Alexei A. Frounze wrote:
"Eli Gottlieb" wrote in message
...

Olumide wrote:

Hi -

I know memory mapped IO is about mapping device/controller registers to
memory space in order to reduce the number of processor instructions
(and simplify device driver writing) . My question is: are device
registers mapped to virtual memory or physical memory? I suspect the
former, and I have looked up a number of texts but everyone just seems
to skirt about the issue.

Thanks,

- Olumide


Device registers have a "physical" address that can be mapped into
virtual memory using normal paging techniques, AFAIK.



Correct for real, physical devices in non-virtualized environments. If we
go for virtual ones, we may never know what is real and what is emulated
in some way (e.g. a page fault handler would do the emulation).

Alex


Is virtualization so common now that we actually bother to think about it?


It starts gaining some real importance in the business solutions (putting a
few servers that would otherwise run on different machines to one; untying
from particular hardware and making it possible to move the server to
another machine in a matter of minutes (well, maybe a few hours), to
replicate it, to back it up, to do all kinds of things that would otherwise
be hard to do with something real). And then there are applications for
which running in a virtualized environment is more secure (think of the
internet browser with all its bugs and vulnerables).

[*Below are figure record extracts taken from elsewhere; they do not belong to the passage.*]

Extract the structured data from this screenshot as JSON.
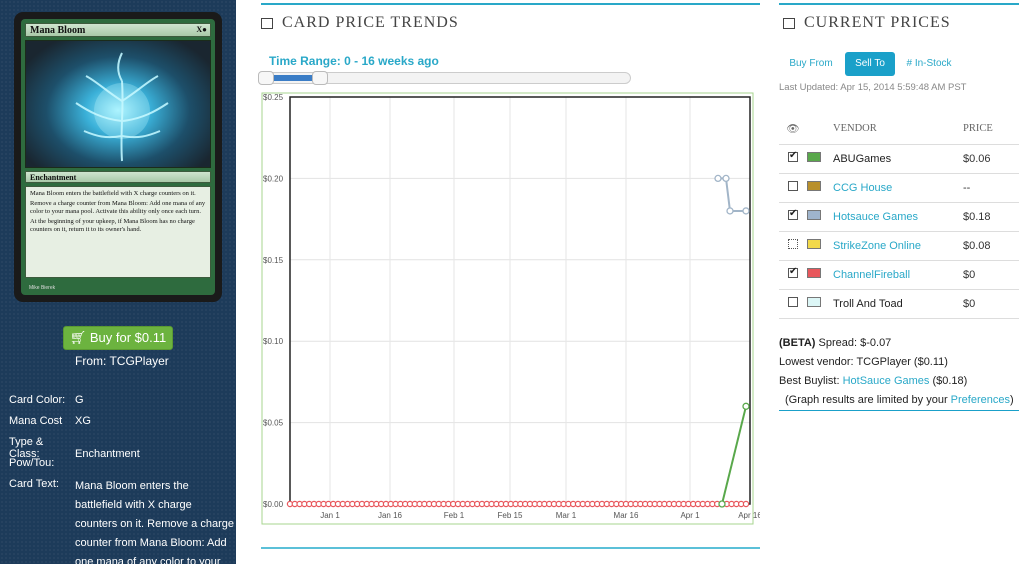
{
  "card": {
    "name": "Mana Bloom",
    "mana_symbols": "X●",
    "type_line": "Enchantment",
    "rules_text": [
      "Mana Bloom enters the battlefield with X charge counters on it.",
      "Remove a charge counter from Mana Bloom: Add one mana of any color to your mana pool. Activate this ability only once each turn.",
      "At the beginning of your upkeep, if Mana Bloom has no charge counters on it, return it to its owner's hand."
    ],
    "artist": "Mike Bierek"
  },
  "buy": {
    "label": "Buy for $0.11",
    "from": "From: TCGPlayer"
  },
  "info": {
    "color_label": "Card Color:",
    "color_value": "G",
    "mana_label": "Mana Cost",
    "mana_value": "XG",
    "type_label": "Type & Class:",
    "type_value": "Enchantment",
    "pt_label": "Pow/Tou:",
    "pt_value": "",
    "text_label": "Card Text:",
    "text_lines": [
      "Mana Bloom enters the",
      "battlefield with X charge",
      "counters on it. Remove a charge",
      "counter from Mana Bloom: Add",
      "one mana of any color to your"
    ]
  },
  "trends": {
    "title": "Card Price Trends",
    "range_label": "Time Range: 0 - 16 weeks ago",
    "range": {
      "min_weeks": 0,
      "max_weeks": 16
    }
  },
  "chart_data": {
    "type": "line",
    "ylim": [
      0,
      0.25
    ],
    "y_ticks": [
      "$0.00",
      "$0.05",
      "$0.10",
      "$0.15",
      "$0.20",
      "$0.25"
    ],
    "x_ticks": [
      "Jan 1",
      "Jan 16",
      "Feb 1",
      "Feb 15",
      "Mar 1",
      "Mar 16",
      "Apr 1",
      "Apr 16"
    ],
    "series": [
      {
        "name": "ChannelFireball",
        "color": "#e8575c",
        "points": [
          [
            "Dec 22",
            0
          ],
          [
            "Apr 15",
            0
          ]
        ]
      },
      {
        "name": "Hotsauce Games",
        "color": "#a2b5c8",
        "points": [
          [
            "Apr 8",
            0.2
          ],
          [
            "Apr 10",
            0.2
          ],
          [
            "Apr 11",
            0.18
          ],
          [
            "Apr 15",
            0.18
          ]
        ]
      },
      {
        "name": "ABUGames",
        "color": "#59a84b",
        "points": [
          [
            "Apr 9",
            0
          ],
          [
            "Apr 15",
            0.06
          ]
        ]
      }
    ]
  },
  "prices": {
    "title": "Current Prices",
    "tabs": [
      "Buy From",
      "Sell To",
      "# In-Stock"
    ],
    "active_tab": "Sell To",
    "last_updated": "Last Updated: Apr 15, 2014 5:59:48 AM PST",
    "col_vendor": "Vendor",
    "col_price": "Price",
    "vendors": [
      {
        "name": "ABUGames",
        "price": "$0.06",
        "checked": true,
        "color": "#59a84b",
        "link": false
      },
      {
        "name": "CCG House",
        "price": "--",
        "checked": false,
        "color": "#b8902c",
        "link": true
      },
      {
        "name": "Hotsauce Games",
        "price": "$0.18",
        "checked": true,
        "color": "#9fb4cc",
        "link": true
      },
      {
        "name": "StrikeZone Online",
        "price": "$0.08",
        "checked": false,
        "color": "#f2d94a",
        "link": true,
        "dotted": true
      },
      {
        "name": "ChannelFireball",
        "price": "$0",
        "checked": true,
        "color": "#e8575c",
        "link": true
      },
      {
        "name": "Troll And Toad",
        "price": "$0",
        "checked": false,
        "color": "#dcf6f6",
        "link": false
      }
    ],
    "stats": {
      "beta": "(BETA)",
      "spread": " Spread: $-0.07",
      "lowest": "Lowest vendor: TCGPlayer ($0.11)",
      "buylist_prefix": "Best Buylist: ",
      "buylist_vendor": "HotSauce Games",
      "buylist_suffix": " ($0.18)",
      "note_prefix": "(Graph results are limited by your ",
      "note_link": "Preferences",
      "note_suffix": ")"
    }
  }
}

Theoretically, the same software should run on both.


Right.

If it doesn't, then I see no point in the virtualization, as it would just
be the creation of an arbitrary hardware platform that doesn't have any
real hardware.


You may underestimate it. While it doesn't make sense now, it may make a lot
of sence some time later. But as I told you, untying the software from the
particular devices makes it more portable.